J’ai regardé le bord de mon corps… là où commence l’inconnu
Bilan ?
Je ne serai pas démocrate : le bonheur des uns fait le malheur des autres
Je ne serai pas républicain : le bien commun n’est pour personne
Je ne serai pas anarchiste : la loi du plus fort finit par triompher
Je ne serai pas monarchiste : les symboles ne sont pas immuables
Je ne serai pas totalitaire quand la totalité souffre un par un
Le débat ?
Il faut nommer qui a tort et qui a raison ; ça ne longe que les tombeaux des « autres »
La lutte ?
Il faut nommer le vainqueur et le vaincu ; elle ne ronge que ce qui est aux « autres »
L’indifférence ?
Elle ne nomme ni victime ni bourreau, elle ne songe pas aux « autres »
La résignation ?
Elle ne nomme ni les uns ni les autres, elle ne plonge que dans le vouloir d’un « autre »
Je ne veux pas le partage des richesses des autres
Je me moque de libérer la femme des autres
À quoi me sert de proclamer l’égalité des autres
Dénoncer les abus de pouvoir des autres
Réclamer le désarmement des autres
J’ai regardé au bord de mon corps… au premier point de mon élan
J’ai regardé au bord de mon corps… là où la solitude
S’achève ou redouble comme le gel en février
Tous les ceci et les cela, une fois prouvés, font loi,
Mais périmées par le temps passé à les prouver
ceci et cela lus et approuvés quelquefois
ceci et cela durs et éprouvants souvent
ceci et cela comme neige au soleil
ceci et cela comme les infos de la veille
Le désordre vert des feuilles au jardin, sous le vent
L’écho des musiques de cour en cour, en vagues
le parfum d’un café au matin, un rien grand-chose
la douceur les cartes sur le tapis au bar, mousse et humus
la saveur d’un moka ou d’un piment, feu dans le fade
portent en leur face cachée une dédicace, l’épitaphe des combats inutiles, des armées identiques,
des drapeaux alignés au musée de mes désertions
Le rideau des platanes sous la pluie,
Vers le canal, borde mon lit
Le long de la route nationale,
Encage mon horizon.
Je vais déposer mes oriflammes et mes bûchers,
Jusqu’au bord de mon corps,
Devenir ce que je suis, ce dont je ne rêve pas
Je suis du sang, je suis de la sève, de l’eau des torrents et du grain de la pierre.

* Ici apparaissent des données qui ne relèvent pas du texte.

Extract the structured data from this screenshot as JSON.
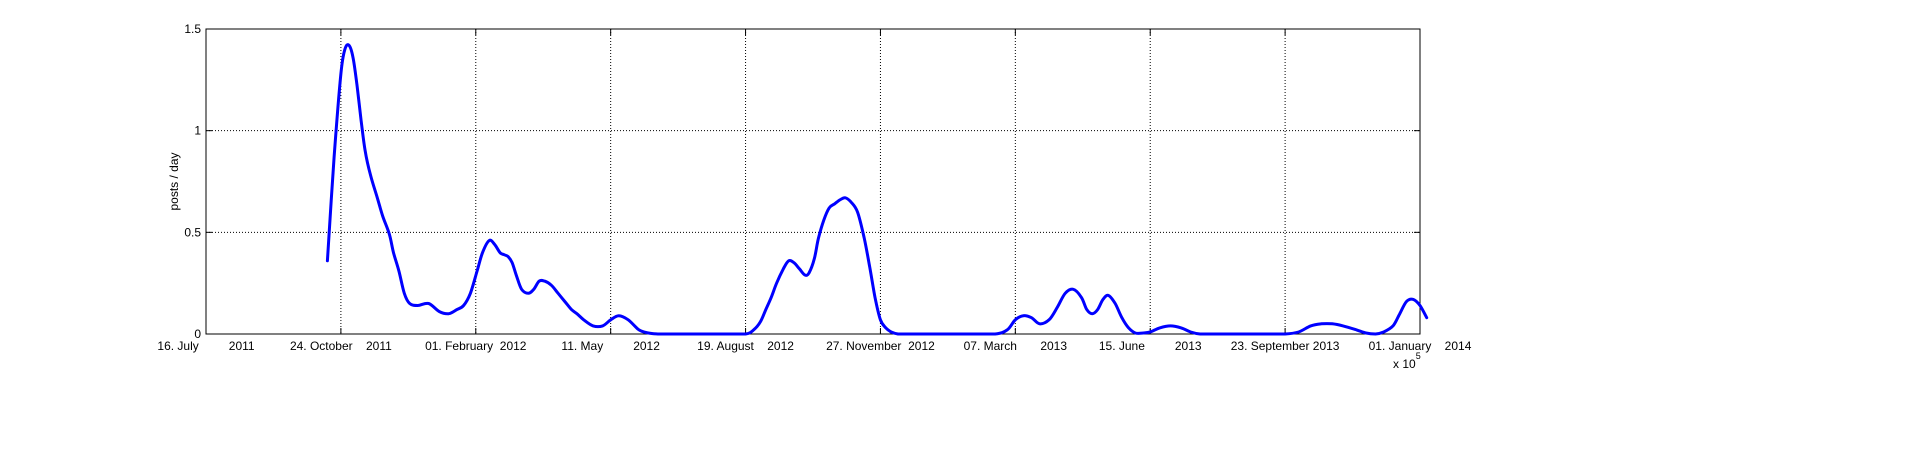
{
  "chart_data": {
    "type": "line",
    "title": "",
    "xlabel": "",
    "ylabel": "posts / day",
    "ylim": [
      0,
      1.5
    ],
    "grid": true,
    "yticks": [
      0,
      0.5,
      1,
      1.5
    ],
    "ytick_labels": [
      "0",
      "0.5",
      "1",
      "1.5"
    ],
    "xlim": [
      "2011-07-16",
      "2014-01-01"
    ],
    "xticks": [
      "2011-07-16",
      "2011-10-24",
      "2012-02-01",
      "2012-05-11",
      "2012-08-19",
      "2012-11-27",
      "2013-03-07",
      "2013-06-15",
      "2013-09-23",
      "2014-01-01"
    ],
    "xtick_labels": [
      "16. July         2011",
      "24. October    2011",
      "01. February  2012",
      "11. May         2012",
      "19. August    2012",
      "27. November  2012",
      "07. March       2013",
      "15. June         2013",
      "23. September 2013",
      "01. January    2014"
    ],
    "x_exponent_label": "x 10",
    "x_exponent_power": "5",
    "line_color": "#0000ff",
    "series": [
      {
        "x": [
          "2011-10-14",
          "2011-10-19",
          "2011-10-24",
          "2011-10-27",
          "2011-10-30",
          "2011-11-02",
          "2011-11-05",
          "2011-11-08",
          "2011-11-11",
          "2011-11-15",
          "2011-11-20",
          "2011-11-24",
          "2011-11-29",
          "2011-12-02",
          "2011-12-06",
          "2011-12-10",
          "2011-12-14",
          "2011-12-20",
          "2011-12-28",
          "2012-01-05",
          "2012-01-12",
          "2012-01-18",
          "2012-01-23",
          "2012-01-28",
          "2012-02-02",
          "2012-02-06",
          "2012-02-11",
          "2012-02-15",
          "2012-02-19",
          "2012-02-22",
          "2012-02-25",
          "2012-02-28",
          "2012-03-02",
          "2012-03-06",
          "2012-03-11",
          "2012-03-15",
          "2012-03-19",
          "2012-03-23",
          "2012-03-28",
          "2012-04-02",
          "2012-04-07",
          "2012-04-12",
          "2012-04-16",
          "2012-04-21",
          "2012-04-28",
          "2012-05-05",
          "2012-05-11",
          "2012-05-17",
          "2012-05-24",
          "2012-06-01",
          "2012-06-08",
          "2012-06-15",
          "2012-06-21",
          "2012-06-27",
          "2012-07-03",
          "2012-07-10",
          "2012-07-18",
          "2012-07-25",
          "2012-08-05",
          "2012-08-19",
          "2012-08-25",
          "2012-08-30",
          "2012-09-03",
          "2012-09-07",
          "2012-09-11",
          "2012-09-16",
          "2012-09-20",
          "2012-09-24",
          "2012-09-28",
          "2012-10-02",
          "2012-10-05",
          "2012-10-09",
          "2012-10-12",
          "2012-10-16",
          "2012-10-20",
          "2012-10-24",
          "2012-10-28",
          "2012-11-01",
          "2012-11-05",
          "2012-11-10",
          "2012-11-15",
          "2012-11-19",
          "2012-11-23",
          "2012-11-27",
          "2012-12-01",
          "2012-12-05",
          "2012-12-10",
          "2012-12-14",
          "2012-12-18",
          "2012-12-22",
          "2012-12-28",
          "2013-01-10",
          "2013-02-01",
          "2013-02-20",
          "2013-03-01",
          "2013-03-07",
          "2013-03-13",
          "2013-03-19",
          "2013-03-25",
          "2013-04-01",
          "2013-04-07",
          "2013-04-13",
          "2013-04-19",
          "2013-04-25",
          "2013-04-29",
          "2013-05-03",
          "2013-05-07",
          "2013-05-11",
          "2013-05-15",
          "2013-05-20",
          "2013-05-25",
          "2013-05-30",
          "2013-06-04",
          "2013-06-10",
          "2013-06-15",
          "2013-06-22",
          "2013-06-30",
          "2013-07-08",
          "2013-07-15",
          "2013-07-22",
          "2013-08-01",
          "2013-08-20",
          "2013-09-10",
          "2013-09-23",
          "2013-10-03",
          "2013-10-12",
          "2013-10-20",
          "2013-10-28",
          "2013-11-05",
          "2013-11-15",
          "2013-11-22",
          "2013-11-29",
          "2013-12-05",
          "2013-12-12",
          "2013-12-17",
          "2013-12-22",
          "2013-12-27",
          "2014-01-01",
          "2014-01-06"
        ],
        "values": [
          0.36,
          0.87,
          1.28,
          1.4,
          1.42,
          1.36,
          1.22,
          1.05,
          0.9,
          0.78,
          0.67,
          0.58,
          0.49,
          0.4,
          0.31,
          0.2,
          0.15,
          0.14,
          0.15,
          0.11,
          0.1,
          0.12,
          0.14,
          0.2,
          0.31,
          0.4,
          0.46,
          0.44,
          0.4,
          0.39,
          0.38,
          0.35,
          0.29,
          0.22,
          0.2,
          0.22,
          0.26,
          0.26,
          0.24,
          0.2,
          0.16,
          0.12,
          0.1,
          0.07,
          0.04,
          0.04,
          0.07,
          0.09,
          0.07,
          0.02,
          0.005,
          0,
          0,
          0,
          0,
          0,
          0,
          0,
          0,
          0,
          0.02,
          0.06,
          0.12,
          0.18,
          0.25,
          0.32,
          0.36,
          0.35,
          0.32,
          0.29,
          0.3,
          0.37,
          0.47,
          0.56,
          0.62,
          0.64,
          0.66,
          0.67,
          0.65,
          0.6,
          0.47,
          0.33,
          0.18,
          0.07,
          0.03,
          0.01,
          0,
          0,
          0,
          0,
          0,
          0,
          0,
          0,
          0.02,
          0.07,
          0.09,
          0.08,
          0.05,
          0.07,
          0.13,
          0.2,
          0.22,
          0.18,
          0.12,
          0.1,
          0.12,
          0.17,
          0.19,
          0.15,
          0.08,
          0.03,
          0.005,
          0.005,
          0.01,
          0.03,
          0.04,
          0.03,
          0.01,
          0,
          0,
          0,
          0,
          0,
          0.01,
          0.04,
          0.05,
          0.05,
          0.04,
          0.02,
          0.005,
          0,
          0.01,
          0.04,
          0.1,
          0.16,
          0.17,
          0.14,
          0.08
        ]
      }
    ]
  }
}
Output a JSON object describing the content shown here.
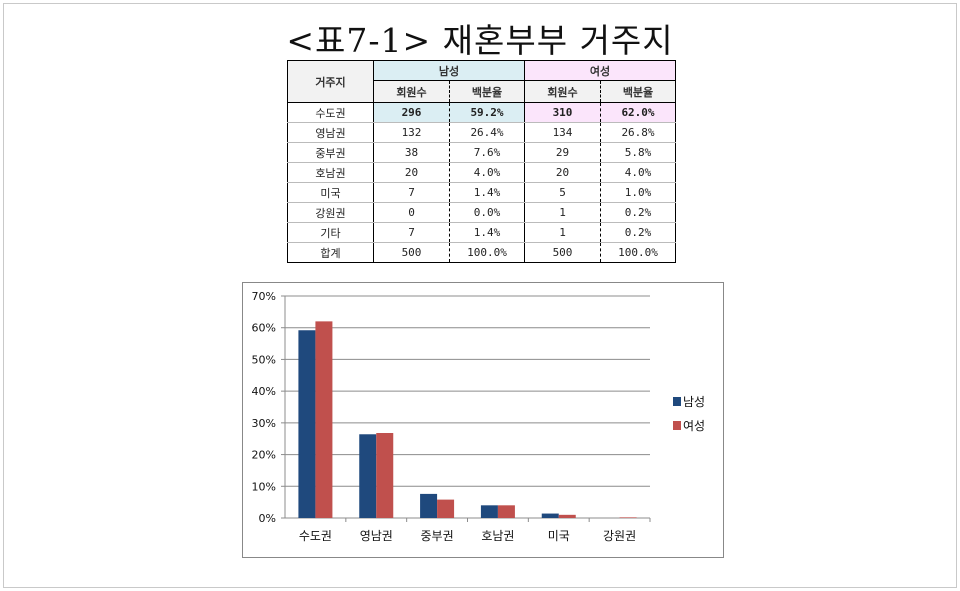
{
  "title": "<표7-1>  재혼부부  거주지",
  "table": {
    "col_city": "거주지",
    "group_male": "남성",
    "group_female": "여성",
    "sub_count": "회원수",
    "sub_pct": "백분율",
    "rows": [
      {
        "city": "수도권",
        "m_count": "296",
        "m_pct": "59.2%",
        "f_count": "310",
        "f_pct": "62.0%"
      },
      {
        "city": "영남권",
        "m_count": "132",
        "m_pct": "26.4%",
        "f_count": "134",
        "f_pct": "26.8%"
      },
      {
        "city": "중부권",
        "m_count": "38",
        "m_pct": "7.6%",
        "f_count": "29",
        "f_pct": "5.8%"
      },
      {
        "city": "호남권",
        "m_count": "20",
        "m_pct": "4.0%",
        "f_count": "20",
        "f_pct": "4.0%"
      },
      {
        "city": "미국",
        "m_count": "7",
        "m_pct": "1.4%",
        "f_count": "5",
        "f_pct": "1.0%"
      },
      {
        "city": "강원권",
        "m_count": "0",
        "m_pct": "0.0%",
        "f_count": "1",
        "f_pct": "0.2%"
      },
      {
        "city": "기타",
        "m_count": "7",
        "m_pct": "1.4%",
        "f_count": "1",
        "f_pct": "0.2%"
      },
      {
        "city": "합계",
        "m_count": "500",
        "m_pct": "100.0%",
        "f_count": "500",
        "f_pct": "100.0%"
      }
    ]
  },
  "chart_data": {
    "type": "bar",
    "categories": [
      "수도권",
      "영남권",
      "중부권",
      "호남권",
      "미국",
      "강원권"
    ],
    "series": [
      {
        "name": "남성",
        "values": [
          59.2,
          26.4,
          7.6,
          4.0,
          1.4,
          0.0
        ],
        "color": "#1f497d"
      },
      {
        "name": "여성",
        "values": [
          62.0,
          26.8,
          5.8,
          4.0,
          1.0,
          0.2
        ],
        "color": "#c0504d"
      }
    ],
    "ylim": [
      0,
      70
    ],
    "yticks": [
      0,
      10,
      20,
      30,
      40,
      50,
      60,
      70
    ],
    "ytick_suffix": "%",
    "grid": true,
    "legend": "right"
  }
}
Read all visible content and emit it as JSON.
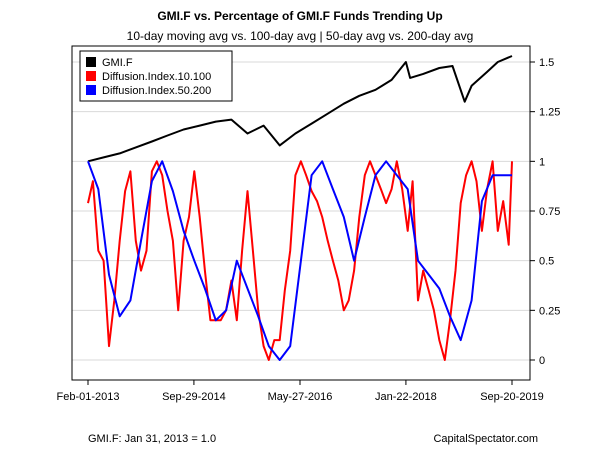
{
  "chart_data": {
    "type": "line",
    "title": "GMI.F vs. Percentage of GMI.F Funds Trending Up",
    "subtitle": "10-day moving avg vs. 100-day avg | 50-day avg vs. 200-day avg",
    "xlabel": "",
    "ylabel": "",
    "x_tick_labels": [
      "Feb-01-2013",
      "Sep-29-2014",
      "May-27-2016",
      "Jan-22-2018",
      "Sep-20-2019"
    ],
    "x_tick_dates": [
      "2013-02-01",
      "2014-09-29",
      "2016-05-27",
      "2018-01-22",
      "2019-09-20"
    ],
    "xlim": [
      "2013-02-01",
      "2019-09-20"
    ],
    "ylim": [
      0,
      1.5
    ],
    "y_ticks": [
      0,
      0.25,
      0.5,
      0.75,
      1,
      1.25,
      1.5
    ],
    "y_tick_labels": [
      "0",
      "0.25",
      "0.5",
      "0.75",
      "1",
      "1.25",
      "1.5"
    ],
    "y_axis_side": "right",
    "grid": "horizontal",
    "legend_position": "top-left",
    "series": [
      {
        "name": "GMI.F",
        "color": "#000000",
        "x": [
          "2013-02-01",
          "2013-05-01",
          "2013-08-01",
          "2013-11-01",
          "2014-02-01",
          "2014-05-01",
          "2014-08-01",
          "2014-11-01",
          "2015-02-01",
          "2015-05-01",
          "2015-08-01",
          "2015-11-01",
          "2016-02-01",
          "2016-05-01",
          "2016-08-01",
          "2016-11-01",
          "2017-02-01",
          "2017-05-01",
          "2017-08-01",
          "2017-11-01",
          "2018-01-22",
          "2018-02-15",
          "2018-05-01",
          "2018-08-01",
          "2018-10-15",
          "2018-12-24",
          "2019-02-01",
          "2019-05-01",
          "2019-07-01",
          "2019-09-20"
        ],
        "values": [
          1.0,
          1.02,
          1.04,
          1.07,
          1.1,
          1.13,
          1.16,
          1.18,
          1.2,
          1.21,
          1.14,
          1.18,
          1.08,
          1.14,
          1.19,
          1.24,
          1.29,
          1.33,
          1.36,
          1.41,
          1.5,
          1.42,
          1.44,
          1.47,
          1.48,
          1.3,
          1.38,
          1.45,
          1.5,
          1.53
        ]
      },
      {
        "name": "Diffusion.Index.10.100",
        "color": "#ff0000",
        "x": [
          "2013-02-01",
          "2013-03-01",
          "2013-04-01",
          "2013-05-01",
          "2013-06-01",
          "2013-07-01",
          "2013-08-01",
          "2013-09-01",
          "2013-10-01",
          "2013-11-01",
          "2013-12-01",
          "2014-01-01",
          "2014-02-01",
          "2014-03-01",
          "2014-04-01",
          "2014-05-01",
          "2014-06-01",
          "2014-07-01",
          "2014-08-01",
          "2014-09-01",
          "2014-10-01",
          "2014-11-01",
          "2014-12-01",
          "2015-01-01",
          "2015-02-01",
          "2015-03-01",
          "2015-04-01",
          "2015-05-01",
          "2015-06-01",
          "2015-07-01",
          "2015-08-01",
          "2015-09-01",
          "2015-10-01",
          "2015-11-01",
          "2015-12-01",
          "2016-01-01",
          "2016-02-01",
          "2016-03-01",
          "2016-04-01",
          "2016-05-01",
          "2016-06-01",
          "2016-07-01",
          "2016-08-01",
          "2016-09-01",
          "2016-10-01",
          "2016-11-01",
          "2016-12-01",
          "2017-01-01",
          "2017-02-01",
          "2017-03-01",
          "2017-04-01",
          "2017-05-01",
          "2017-06-01",
          "2017-07-01",
          "2017-08-01",
          "2017-09-01",
          "2017-10-01",
          "2017-11-01",
          "2017-12-01",
          "2018-01-01",
          "2018-02-01",
          "2018-03-01",
          "2018-04-01",
          "2018-05-01",
          "2018-06-01",
          "2018-07-01",
          "2018-08-01",
          "2018-09-01",
          "2018-10-01",
          "2018-11-01",
          "2018-12-01",
          "2019-01-01",
          "2019-02-01",
          "2019-03-01",
          "2019-04-01",
          "2019-05-01",
          "2019-06-01",
          "2019-07-01",
          "2019-08-01",
          "2019-09-01",
          "2019-09-20"
        ],
        "values": [
          0.79,
          0.9,
          0.55,
          0.5,
          0.07,
          0.3,
          0.6,
          0.85,
          0.95,
          0.6,
          0.45,
          0.55,
          0.95,
          1.0,
          0.93,
          0.75,
          0.6,
          0.25,
          0.6,
          0.72,
          0.95,
          0.72,
          0.45,
          0.2,
          0.2,
          0.2,
          0.25,
          0.4,
          0.2,
          0.55,
          0.85,
          0.55,
          0.25,
          0.07,
          0.0,
          0.1,
          0.1,
          0.35,
          0.55,
          0.93,
          1.0,
          0.93,
          0.85,
          0.8,
          0.72,
          0.6,
          0.5,
          0.4,
          0.25,
          0.3,
          0.45,
          0.72,
          0.93,
          1.0,
          0.93,
          0.86,
          0.79,
          0.86,
          1.0,
          0.86,
          0.65,
          0.9,
          0.3,
          0.45,
          0.35,
          0.25,
          0.1,
          0.0,
          0.2,
          0.45,
          0.79,
          0.93,
          1.0,
          0.9,
          0.65,
          0.86,
          1.0,
          0.65,
          0.8,
          0.58,
          1.0
        ]
      },
      {
        "name": "Diffusion.Index.50.200",
        "color": "#0000ff",
        "x": [
          "2013-02-01",
          "2013-04-01",
          "2013-06-01",
          "2013-08-01",
          "2013-10-01",
          "2013-12-01",
          "2014-02-01",
          "2014-04-01",
          "2014-06-01",
          "2014-08-01",
          "2014-10-01",
          "2014-12-01",
          "2015-02-01",
          "2015-04-01",
          "2015-06-01",
          "2015-08-01",
          "2015-10-01",
          "2015-12-01",
          "2016-02-01",
          "2016-04-01",
          "2016-06-01",
          "2016-08-01",
          "2016-10-01",
          "2016-12-01",
          "2017-02-01",
          "2017-04-01",
          "2017-06-01",
          "2017-08-01",
          "2017-10-01",
          "2017-12-01",
          "2018-02-01",
          "2018-04-01",
          "2018-06-01",
          "2018-08-01",
          "2018-10-01",
          "2018-12-01",
          "2019-02-01",
          "2019-04-01",
          "2019-06-01",
          "2019-09-20"
        ],
        "values": [
          1.0,
          0.86,
          0.43,
          0.22,
          0.3,
          0.6,
          0.9,
          1.0,
          0.85,
          0.65,
          0.5,
          0.36,
          0.2,
          0.25,
          0.5,
          0.36,
          0.22,
          0.07,
          0.0,
          0.07,
          0.5,
          0.93,
          1.0,
          0.86,
          0.72,
          0.5,
          0.72,
          0.93,
          1.0,
          0.93,
          0.86,
          0.5,
          0.43,
          0.36,
          0.22,
          0.1,
          0.3,
          0.8,
          0.93,
          0.93
        ]
      }
    ]
  },
  "footer": {
    "left": "GMI.F: Jan 31, 2013 = 1.0",
    "right": "CapitalSpectator.com"
  }
}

Je suis un suc dans la branche, une veine dans le bras, une rigole sur la grève.
Je serai hier je suis demain j’étais maintenant.
J’ai tout autant de créances que je devrais avoir de croyances
J’ai regardé le bord de mon corps : de très très près, là
Où les molécules se frôlent en vraies galaxies :
les atomes ne dessinaient aucune frontière.
Seules dansaient des amas de quasi-particules, toutes de même facture.
L’orgue des choses va jouer la musique de mes sphères,
— bosons, neutrons, électrons, photons, protons, marchons, marchons —
Puis réglera ma dette aux échanges atomiques :
Car mon cœur danse déjà debout sur mes tripes
J’ai voulu toucher le bout de mon monde,
J’ai bien des limites, mais je ne trouve pas ma frontière.
Je ne suis qu’un résumé des autres choses, mises autrement, pour un temps par ici.
Une combinaison possible de particules à jamais séparables.
Et à ce jour, consanguin de toute chose.